Finn's hand strokes my hair. "Vee, it's okay—"

It is not okay.

Because my omega instincts surge toward the scent like a starving thing. My body reacts without permission, heat deepening, craving sharpening.

And at the same time, terror slams into me.

I don't understand why I can smell them like this.

I don't understand why it's so strong.

I don't understand why my body is screaming recognition.

Then it happens.

A flare deep in my chest—hot, bright, unmistakable.

Bond.

Not the gentle, growing thread I always imagined.

This is a spark thrown into gasoline.

It ignites violently, pain and heat and recognition colliding into something that makes me gasp and then scream.

Because I know.

I know with bone-deep certainty.

Malcolm.

Alex.

My scent matches.

Both of them.

If Finn was an alpha, he'd be a match too.

The realization isn't relief.

It's horror.

My body surges toward them like it's been waiting its whole life for this moment.

And my mind recoils.

Because it doesn't make sense.

Because it's impossible.

Because I belong to another pack.

Because I'm still in pain.

Because everything is already falling apart.

And now there's this—this bond-flare, this instinctual certainty—lighting up inside me like a brand.

I gasp, clawing weakly at Finn's shirt.

"Finn—"

"I've got you," he promises, voice urgent. "You're safe. You're—"

Malcolm and Alex are frozen for a beat, their attention snapping into place with the same recognition.

Alex's eyes lock on mine.

Malcolm's breath catches.

Their nostrils flare again, deeper, like they can scent what just happened inside me.

My bond ignited.

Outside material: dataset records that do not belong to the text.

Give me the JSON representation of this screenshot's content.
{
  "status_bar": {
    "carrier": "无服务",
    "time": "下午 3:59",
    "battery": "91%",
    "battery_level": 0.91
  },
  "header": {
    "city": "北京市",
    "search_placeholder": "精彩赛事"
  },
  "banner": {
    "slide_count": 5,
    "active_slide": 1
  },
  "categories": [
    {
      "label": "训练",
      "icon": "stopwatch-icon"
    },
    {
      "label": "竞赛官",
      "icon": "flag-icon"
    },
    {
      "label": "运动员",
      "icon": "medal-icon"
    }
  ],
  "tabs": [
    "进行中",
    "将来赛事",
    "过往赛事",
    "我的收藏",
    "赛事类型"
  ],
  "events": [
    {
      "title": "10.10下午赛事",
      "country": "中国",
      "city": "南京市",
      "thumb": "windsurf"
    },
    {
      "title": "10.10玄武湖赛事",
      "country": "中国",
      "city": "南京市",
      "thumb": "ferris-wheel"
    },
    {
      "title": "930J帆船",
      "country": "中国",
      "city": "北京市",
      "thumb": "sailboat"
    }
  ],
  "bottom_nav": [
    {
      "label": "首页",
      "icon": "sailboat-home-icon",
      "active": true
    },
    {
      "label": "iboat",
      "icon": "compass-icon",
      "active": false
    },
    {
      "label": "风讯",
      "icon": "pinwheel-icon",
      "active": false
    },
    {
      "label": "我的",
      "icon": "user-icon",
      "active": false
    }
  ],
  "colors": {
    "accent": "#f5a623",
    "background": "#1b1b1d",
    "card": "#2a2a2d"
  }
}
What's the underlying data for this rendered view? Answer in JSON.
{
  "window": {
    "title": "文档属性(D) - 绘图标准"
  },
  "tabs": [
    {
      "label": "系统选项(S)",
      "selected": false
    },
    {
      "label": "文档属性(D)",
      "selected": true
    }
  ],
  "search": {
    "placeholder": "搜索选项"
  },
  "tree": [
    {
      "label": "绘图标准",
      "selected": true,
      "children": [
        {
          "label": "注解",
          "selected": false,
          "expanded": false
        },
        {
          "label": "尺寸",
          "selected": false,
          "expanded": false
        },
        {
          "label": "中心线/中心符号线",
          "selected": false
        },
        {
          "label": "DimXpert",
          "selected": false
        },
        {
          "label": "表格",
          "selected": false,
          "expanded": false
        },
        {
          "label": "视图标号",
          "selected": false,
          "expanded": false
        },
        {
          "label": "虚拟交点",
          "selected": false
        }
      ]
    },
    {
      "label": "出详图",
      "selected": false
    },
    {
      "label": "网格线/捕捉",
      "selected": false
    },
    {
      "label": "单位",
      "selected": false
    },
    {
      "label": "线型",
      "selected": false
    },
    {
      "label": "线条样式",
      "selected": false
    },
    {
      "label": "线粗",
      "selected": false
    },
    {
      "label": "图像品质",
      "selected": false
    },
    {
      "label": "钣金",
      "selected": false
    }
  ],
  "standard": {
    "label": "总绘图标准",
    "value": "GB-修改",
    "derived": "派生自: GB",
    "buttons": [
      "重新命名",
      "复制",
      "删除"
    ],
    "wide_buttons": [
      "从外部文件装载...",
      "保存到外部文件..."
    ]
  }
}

Imprinted.

On them.

My stomach churns with terror as another cramp hits and I cry out, body curling inward.

I can't hold it together.

Everything is too much.

The scents are too strong.

The bond is too bright.

The pain is too sharp.

I sob, shaking, as the world tilts and slides, my consciousness flickering.

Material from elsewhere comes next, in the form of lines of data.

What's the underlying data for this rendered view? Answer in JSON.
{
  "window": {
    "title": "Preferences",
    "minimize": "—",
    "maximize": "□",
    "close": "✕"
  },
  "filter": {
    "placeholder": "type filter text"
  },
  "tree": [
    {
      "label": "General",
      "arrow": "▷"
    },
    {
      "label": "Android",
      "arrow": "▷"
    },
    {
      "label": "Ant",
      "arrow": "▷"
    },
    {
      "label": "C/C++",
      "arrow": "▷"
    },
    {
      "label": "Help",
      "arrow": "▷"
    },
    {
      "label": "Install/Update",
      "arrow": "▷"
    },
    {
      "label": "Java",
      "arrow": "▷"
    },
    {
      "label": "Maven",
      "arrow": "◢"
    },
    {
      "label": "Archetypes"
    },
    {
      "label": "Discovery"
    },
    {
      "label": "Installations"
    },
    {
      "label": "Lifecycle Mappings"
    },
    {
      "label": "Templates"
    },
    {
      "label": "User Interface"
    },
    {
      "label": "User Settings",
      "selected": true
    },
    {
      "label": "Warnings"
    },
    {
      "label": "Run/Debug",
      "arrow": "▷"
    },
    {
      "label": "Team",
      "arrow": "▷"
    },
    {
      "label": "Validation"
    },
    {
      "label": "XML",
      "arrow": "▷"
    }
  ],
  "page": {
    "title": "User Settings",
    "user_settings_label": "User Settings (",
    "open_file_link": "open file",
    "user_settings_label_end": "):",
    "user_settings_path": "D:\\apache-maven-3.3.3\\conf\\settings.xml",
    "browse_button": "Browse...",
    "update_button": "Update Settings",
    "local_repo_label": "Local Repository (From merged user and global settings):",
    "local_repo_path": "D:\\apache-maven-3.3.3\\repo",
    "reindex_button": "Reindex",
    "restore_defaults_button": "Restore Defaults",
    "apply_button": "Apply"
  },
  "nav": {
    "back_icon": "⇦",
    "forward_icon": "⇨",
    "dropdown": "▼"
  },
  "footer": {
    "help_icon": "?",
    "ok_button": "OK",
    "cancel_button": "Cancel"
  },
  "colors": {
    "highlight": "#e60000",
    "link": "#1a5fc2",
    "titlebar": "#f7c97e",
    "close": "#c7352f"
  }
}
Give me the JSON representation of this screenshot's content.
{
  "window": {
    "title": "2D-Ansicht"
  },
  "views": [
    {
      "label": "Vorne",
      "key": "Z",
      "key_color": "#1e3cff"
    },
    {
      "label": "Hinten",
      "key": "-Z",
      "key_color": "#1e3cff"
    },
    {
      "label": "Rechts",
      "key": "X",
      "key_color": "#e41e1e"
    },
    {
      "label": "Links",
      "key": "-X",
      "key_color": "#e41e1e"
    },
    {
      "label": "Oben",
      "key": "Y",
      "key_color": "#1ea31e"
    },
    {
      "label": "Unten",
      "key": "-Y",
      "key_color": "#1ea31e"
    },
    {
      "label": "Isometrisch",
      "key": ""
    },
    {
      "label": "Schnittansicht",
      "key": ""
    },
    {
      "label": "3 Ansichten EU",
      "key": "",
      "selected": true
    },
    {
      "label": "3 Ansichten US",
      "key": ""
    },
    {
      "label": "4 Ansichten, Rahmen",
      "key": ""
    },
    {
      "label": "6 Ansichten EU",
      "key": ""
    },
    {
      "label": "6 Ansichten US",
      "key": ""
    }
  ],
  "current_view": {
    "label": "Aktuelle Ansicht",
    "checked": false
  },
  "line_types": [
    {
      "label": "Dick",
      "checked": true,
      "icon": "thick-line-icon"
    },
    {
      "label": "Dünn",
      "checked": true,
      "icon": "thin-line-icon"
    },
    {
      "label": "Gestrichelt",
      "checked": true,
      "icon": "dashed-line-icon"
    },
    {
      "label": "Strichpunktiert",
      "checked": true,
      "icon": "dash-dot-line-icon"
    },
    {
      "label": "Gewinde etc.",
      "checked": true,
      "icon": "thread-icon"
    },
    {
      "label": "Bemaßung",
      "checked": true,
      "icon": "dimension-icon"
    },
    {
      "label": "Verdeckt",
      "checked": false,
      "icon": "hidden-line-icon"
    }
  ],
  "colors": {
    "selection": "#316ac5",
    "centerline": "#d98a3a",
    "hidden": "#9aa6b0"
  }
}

The realization breaks through the fog of pain: they must have known all along. With me unblocked and them on suppressants, they could scent our compatibility while I remained oblivious. They deliberately masked themselves from me.

Why?

The question forms on my tongue, but dissolves as another wave of agony crashes through me.

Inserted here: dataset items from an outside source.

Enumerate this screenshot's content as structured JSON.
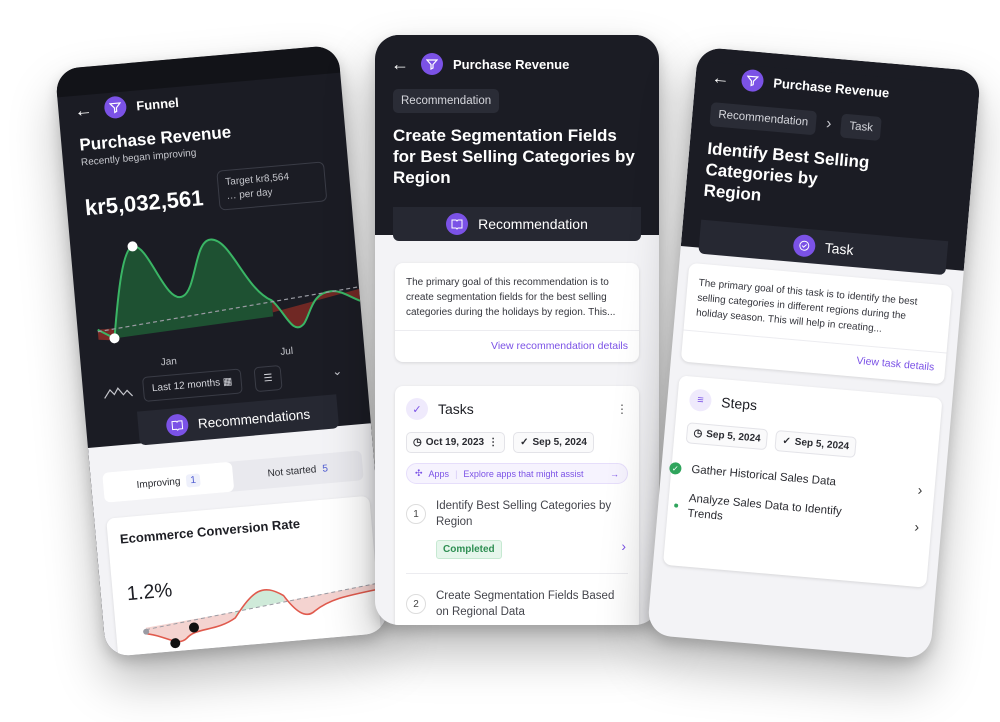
{
  "left": {
    "header_title": "Funnel",
    "metric_title": "Purchase Revenue",
    "metric_subtitle": "Recently began improving",
    "metric_value": "kr5,032,561",
    "target_line1": "Target kr8,564",
    "target_line2": "per day",
    "axis_jan": "Jan",
    "axis_jul": "Jul",
    "range_button": "Last 12 months",
    "recommendations_label": "Recommendations",
    "tab_improving": "Improving",
    "tab_improving_count": "1",
    "tab_not_started": "Not started",
    "tab_not_started_count": "5",
    "card_title": "Ecommerce Conversion Rate",
    "card_value": "1.2%"
  },
  "middle": {
    "header_title": "Purchase Revenue",
    "breadcrumb": "Recommendation",
    "title": "Create Segmentation Fields for Best Selling Categories by Region",
    "section_label": "Recommendation",
    "description": "The primary goal of this recommendation is to create segmentation fields for the best selling categories during the holidays by region. This...",
    "link": "View recommendation details",
    "tasks_title": "Tasks",
    "date_start": "Oct 19, 2023",
    "date_end": "Sep 5, 2024",
    "apps_label": "Apps",
    "apps_text": "Explore apps that might assist",
    "tasks": [
      {
        "num": "1",
        "label": "Identify Best Selling Categories by Region",
        "status": "Completed"
      },
      {
        "num": "2",
        "label": "Create Segmentation Fields Based on Regional Data"
      }
    ]
  },
  "right": {
    "header_title": "Purchase Revenue",
    "breadcrumb_1": "Recommendation",
    "breadcrumb_2": "Task",
    "title": "Identify Best Selling Categories by Region",
    "section_label": "Task",
    "description": "The primary goal of this task is to identify the best selling categories in different regions during the holiday season. This will help in creating...",
    "link": "View task details",
    "steps_title": "Steps",
    "date_start": "Sep 5, 2024",
    "date_end": "Sep 5, 2024",
    "steps": [
      {
        "label": "Gather Historical Sales Data"
      },
      {
        "label": "Analyze Sales Data to Identify Trends"
      }
    ]
  },
  "colors": {
    "accent": "#7b52e6",
    "positive": "#2fa45c",
    "negative": "#d9473b",
    "dark_bg": "#1b1c24"
  },
  "chart_data": [
    {
      "type": "area",
      "x": [
        "Jan",
        "Jul"
      ],
      "series": [],
      "legend": "none",
      "grid": false
    },
    {
      "type": "area",
      "series": [],
      "legend": "none",
      "grid": false
    }
  ]
}
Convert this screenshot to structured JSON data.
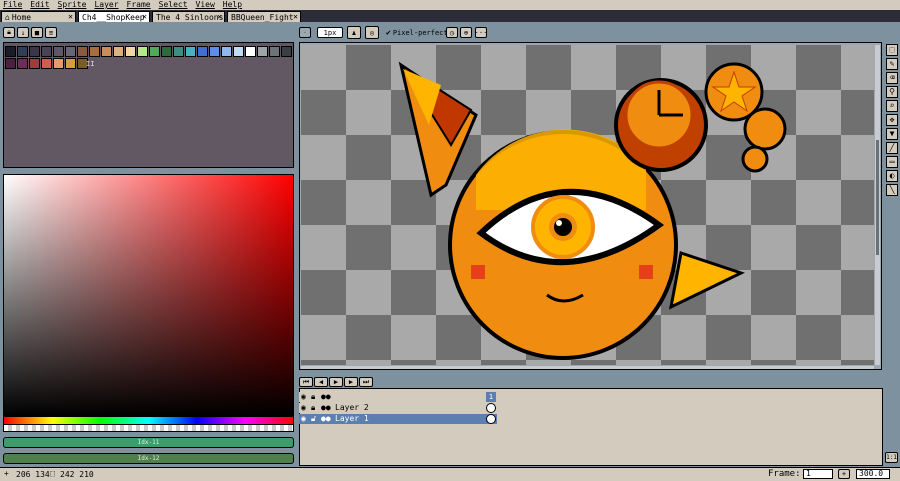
{
  "menu": [
    "File",
    "Edit",
    "Sprite",
    "Layer",
    "Frame",
    "Select",
    "View",
    "Help"
  ],
  "tabs": [
    {
      "label": "Home"
    },
    {
      "label": "Ch4__ShopKeep"
    },
    {
      "label": "The 4 Sinloons"
    },
    {
      "label": "BBQueen_Fight"
    }
  ],
  "toolbar": {
    "brush_size": "1px",
    "pixel_perfect_label": "Pixel-perfect",
    "pixel_perfect_checked": true
  },
  "palette": {
    "row1": [
      "#1a1c2c",
      "#333c57",
      "#3a3548",
      "#4a4355",
      "#5d5768",
      "#6b6377",
      "#8b5a3c",
      "#a86d3b",
      "#c98c5a",
      "#e0b07c",
      "#f0d6a3",
      "#b8e986",
      "#4fa95b",
      "#2e6b3b",
      "#3b8f82",
      "#4ab0c7",
      "#3f6fd4",
      "#5b8fe8",
      "#8fb8f0",
      "#c0dcf5",
      "#ffffff",
      "#9ea6aa",
      "#6c7378",
      "#3a3f44"
    ],
    "row2": [
      "#4d2040",
      "#6b2e5a",
      "#a03c3c",
      "#d85a4a",
      "#e89a6a",
      "#d4a03a",
      "#7a5c2a"
    ],
    "label": "II"
  },
  "color_bars": {
    "fg": "Idx-11",
    "bg": "Idx-12"
  },
  "layers": [
    {
      "name": "",
      "frame": "1"
    },
    {
      "name": "Layer 2"
    },
    {
      "name": "Layer 1"
    }
  ],
  "status": {
    "cursor": "206 134",
    "selection_size": "242 210",
    "frame_label": "Frame:",
    "frame_value": "1",
    "zoom": "300.0"
  },
  "colors": {
    "accent_green": "#3c9c6c",
    "accent_dark_green": "#4f7f4a",
    "orange": "#f08c10",
    "yellow": "#ffb400",
    "red": "#c04000"
  }
}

The last thing I register before everything goes hazy is Finn's frantic voice—apologizing, soothing, promising—and Malcolm and Alex closing in, not touching yet, but surrounding me with presence like walls. Promising to take the pain away. Promising to take care of me.

And my own body, traitorous and desperate, hearing the screaming in my mind but reaching for them anyway.